Matters get complicated as Viking assumes his missing dealers are the work of local 'Indian' crime syndicate (Native American – but look out for a shameless subversion of language there) headed by White Bull (Tom Jackson). Nels' small acts of revenge are now setting off a major turf war, bringing into play an eager local detective (Emmy Rossum) who, in her innocence and enthusiasm feels like a very conscious callback to Fargo's Marge Gunderson.
This is comedy of the absurd: just check out Viking's rage that a paid assassin has not followed the rules of his trade, the honour code: or that after someone abducts his son, they don't instantly get in touch to discuss terms. “It's just not done, don't you know!”
Which brings us back to Neeson's comments and a couple of other aspects of this film. It is very much about relations between fathers and sons, with a series of relationships – Nels', Viking's, White Bull's – paraded for us to compare and contrast.
It is also clear that the director is not greatly enamoured of any claim that women are the gentler, more emotionally connected sex. For in the end, it is Grace, who has got her son very wrong, not Nels, despite the fact he never talked much and only ever went on long manly hunting trips with him. His sister-in-law is not much better, spitting on her husband's grave and stalking off in a huff. Not even our detective hero, who gets closer to what is going on than her complacent partner, is free from flaws.

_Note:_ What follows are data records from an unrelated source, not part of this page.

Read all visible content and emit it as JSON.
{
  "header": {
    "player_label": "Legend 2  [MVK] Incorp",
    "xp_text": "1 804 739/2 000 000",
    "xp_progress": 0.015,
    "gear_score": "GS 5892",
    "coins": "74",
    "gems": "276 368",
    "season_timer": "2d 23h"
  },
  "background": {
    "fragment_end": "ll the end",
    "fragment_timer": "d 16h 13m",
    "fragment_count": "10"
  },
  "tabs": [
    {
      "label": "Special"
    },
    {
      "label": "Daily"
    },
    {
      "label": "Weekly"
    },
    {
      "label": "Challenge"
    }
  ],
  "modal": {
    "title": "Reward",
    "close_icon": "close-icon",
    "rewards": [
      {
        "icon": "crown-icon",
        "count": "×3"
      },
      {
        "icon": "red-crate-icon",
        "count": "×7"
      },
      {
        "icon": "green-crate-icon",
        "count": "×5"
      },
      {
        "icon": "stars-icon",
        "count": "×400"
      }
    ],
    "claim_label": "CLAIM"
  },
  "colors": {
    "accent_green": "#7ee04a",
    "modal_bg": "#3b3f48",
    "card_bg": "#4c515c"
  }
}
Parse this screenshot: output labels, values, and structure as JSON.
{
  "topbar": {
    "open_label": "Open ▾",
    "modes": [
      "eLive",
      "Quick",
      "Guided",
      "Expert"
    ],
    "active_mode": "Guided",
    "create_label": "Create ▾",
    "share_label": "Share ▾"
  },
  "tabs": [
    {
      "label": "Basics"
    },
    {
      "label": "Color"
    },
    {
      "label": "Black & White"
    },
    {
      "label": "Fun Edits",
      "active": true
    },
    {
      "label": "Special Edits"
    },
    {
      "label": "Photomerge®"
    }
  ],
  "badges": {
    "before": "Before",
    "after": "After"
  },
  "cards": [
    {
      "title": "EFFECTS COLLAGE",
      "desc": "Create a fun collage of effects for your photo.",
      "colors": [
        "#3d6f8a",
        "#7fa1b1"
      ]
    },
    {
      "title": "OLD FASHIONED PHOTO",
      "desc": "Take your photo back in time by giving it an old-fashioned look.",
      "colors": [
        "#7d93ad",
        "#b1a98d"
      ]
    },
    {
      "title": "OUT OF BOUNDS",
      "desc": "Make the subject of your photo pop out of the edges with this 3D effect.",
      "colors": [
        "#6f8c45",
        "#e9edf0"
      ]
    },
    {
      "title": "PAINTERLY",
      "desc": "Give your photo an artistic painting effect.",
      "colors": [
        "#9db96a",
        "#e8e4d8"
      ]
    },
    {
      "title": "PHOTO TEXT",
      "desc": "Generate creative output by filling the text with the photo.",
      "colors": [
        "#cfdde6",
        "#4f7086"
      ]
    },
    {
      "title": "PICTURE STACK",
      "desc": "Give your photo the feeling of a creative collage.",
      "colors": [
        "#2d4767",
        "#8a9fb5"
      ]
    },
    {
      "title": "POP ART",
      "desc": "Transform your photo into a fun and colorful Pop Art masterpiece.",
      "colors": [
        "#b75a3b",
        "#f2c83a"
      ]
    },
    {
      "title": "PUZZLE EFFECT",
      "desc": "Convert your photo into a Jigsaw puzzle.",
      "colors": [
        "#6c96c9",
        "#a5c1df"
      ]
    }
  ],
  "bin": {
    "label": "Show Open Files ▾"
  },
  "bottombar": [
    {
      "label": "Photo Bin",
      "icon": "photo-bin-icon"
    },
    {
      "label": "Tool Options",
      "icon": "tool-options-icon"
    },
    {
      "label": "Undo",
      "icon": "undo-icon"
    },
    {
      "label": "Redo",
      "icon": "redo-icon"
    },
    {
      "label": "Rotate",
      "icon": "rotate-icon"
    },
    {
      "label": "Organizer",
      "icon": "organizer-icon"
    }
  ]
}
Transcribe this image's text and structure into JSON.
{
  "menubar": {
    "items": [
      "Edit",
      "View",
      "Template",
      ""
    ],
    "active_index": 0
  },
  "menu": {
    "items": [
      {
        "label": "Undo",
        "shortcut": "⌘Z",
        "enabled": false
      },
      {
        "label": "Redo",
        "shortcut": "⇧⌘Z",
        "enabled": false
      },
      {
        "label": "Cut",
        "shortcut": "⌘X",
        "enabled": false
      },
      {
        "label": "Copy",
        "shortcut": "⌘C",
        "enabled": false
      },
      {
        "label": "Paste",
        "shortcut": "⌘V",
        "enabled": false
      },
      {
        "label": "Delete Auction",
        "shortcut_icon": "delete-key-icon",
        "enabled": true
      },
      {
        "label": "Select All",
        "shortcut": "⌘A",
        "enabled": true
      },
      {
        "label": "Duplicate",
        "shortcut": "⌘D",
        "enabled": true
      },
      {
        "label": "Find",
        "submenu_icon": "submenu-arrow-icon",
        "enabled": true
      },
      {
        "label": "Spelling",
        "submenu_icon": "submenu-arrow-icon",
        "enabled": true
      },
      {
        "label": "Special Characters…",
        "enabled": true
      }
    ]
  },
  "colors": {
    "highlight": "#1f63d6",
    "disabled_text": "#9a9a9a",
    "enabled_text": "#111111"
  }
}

Somewhere in there, are messages about not just toxic masculinity but toxic femininity as well and as the credits start to roll a sense that the overall message is that the good place to be is not the heat of revenge, but the aftermath, when rage is parted, you can put down your guns (and get back to ploughing the snow).
All of which makes Neeson's comments that bit more unfortunate, misplaced. They relate, tangentially, to the core of this movie. But Cold Pursuit is so much more. Without Neeson's intervention, I might even suggest a classic in the making. Not Fargo: but not far off, either.
With his comments, focusing attention on just one theme within this film, I can see it taking a critical hit, which would be sad. None of these revenge films are real: all highlight aspects of the hyper-masculine, from violence to white-knighting, that we would be better off without. But they are also capable of being very entertaining.